Call it the glory of "bi-partisanship." According to reports, Democrat Senators, including Jon Tester of Montana, and Republican Senators, including Bob Corker of Tennessee, are now drafting legislation to block and delay the cap on fees. All to protect consumers, of course. Actually, banks stand to lose around $12B in annual revenue from the mandated reduction in fees.
One line of argument the banks and their lobbyists are using is that consumers will just have to pay more for other bank services, like checking, or may not have access to debit cards at all. Or banks say they will have to cut jobs. In other words, the banks plan to get their hands on $12B of your money -- one way or another. The unspoken argument here is that they're entitled to it.
TCF National Bank (TCB) has taken a different tack, by using the courts. In its suit against the Fed, TCF is claiming that because banks with less than $10M in assets are exempt from the new rule, it therefore violates their constitutional rights. Yes, you heard that right. Because Congress has passed a law that treats small banks differently on allowable fees, the large banks -- including the Too Big To Fail, bailed-out banks -- are being deprived of their rights. Here's part of the argument from the brief TCF filed in its suit against the Fed:
Could Congress knock the price of milk down 80 percent and then exempt all but the 60 largest dairies in the country? Would the hypothetical opportunity to raise butter or cheese prices save such a law from unconstitutionality?

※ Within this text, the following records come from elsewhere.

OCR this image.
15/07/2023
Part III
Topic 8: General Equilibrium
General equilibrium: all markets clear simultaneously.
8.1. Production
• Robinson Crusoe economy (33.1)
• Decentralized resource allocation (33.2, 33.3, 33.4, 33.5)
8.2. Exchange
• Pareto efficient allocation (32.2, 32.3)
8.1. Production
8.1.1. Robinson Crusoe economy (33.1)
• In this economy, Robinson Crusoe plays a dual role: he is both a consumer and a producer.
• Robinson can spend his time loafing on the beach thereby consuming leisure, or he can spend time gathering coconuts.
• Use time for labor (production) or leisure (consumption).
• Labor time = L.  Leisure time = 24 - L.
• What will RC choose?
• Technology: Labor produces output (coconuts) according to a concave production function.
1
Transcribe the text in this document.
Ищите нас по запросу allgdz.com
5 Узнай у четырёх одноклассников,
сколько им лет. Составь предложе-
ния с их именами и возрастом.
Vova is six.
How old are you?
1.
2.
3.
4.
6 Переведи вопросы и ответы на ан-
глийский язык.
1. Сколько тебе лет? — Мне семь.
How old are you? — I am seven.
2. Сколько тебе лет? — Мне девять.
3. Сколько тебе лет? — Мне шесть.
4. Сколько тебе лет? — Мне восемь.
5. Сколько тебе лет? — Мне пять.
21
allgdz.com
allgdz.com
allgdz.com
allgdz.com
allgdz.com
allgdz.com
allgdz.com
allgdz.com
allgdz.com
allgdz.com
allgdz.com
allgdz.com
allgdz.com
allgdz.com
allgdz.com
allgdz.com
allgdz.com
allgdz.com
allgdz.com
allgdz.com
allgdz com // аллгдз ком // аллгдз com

I'm still on the fence about butter and cheese, but if there are 60 dairies out there -- each of which is considered Too Big To Fail and which could credibly threaten to single-handedly bring down the world financial system -- or if TARP banks could pasteurize and bottle skimmed milk, then I guess they'd have a point.
Even Bernanke, the man in charge of implementing the cap on debit card fees, has publicly stated his belief that the law, as written, won't work. But won't work for whom? See here.
The story here is not so much the cap on fees itself, but the ability of banks and their lobbyists to control the legislative process from start to finish. The banks spent millions on lobbying while Dodd-Frank was being drafted. Part of the payoff was that rather than having hard, fast rules included in the legislation itself, general guidelines and goals were devised, the details of which would be worked out later on by bank-friendly regulators like the Fed and the OCC.
And it's worked like a charm. By having now gone back to Congress, spreading around a little more dough and crocodile tears, the banks can now exert further control over, or in this case prevent entirely, the implementation of guidelines originally passed by Congress.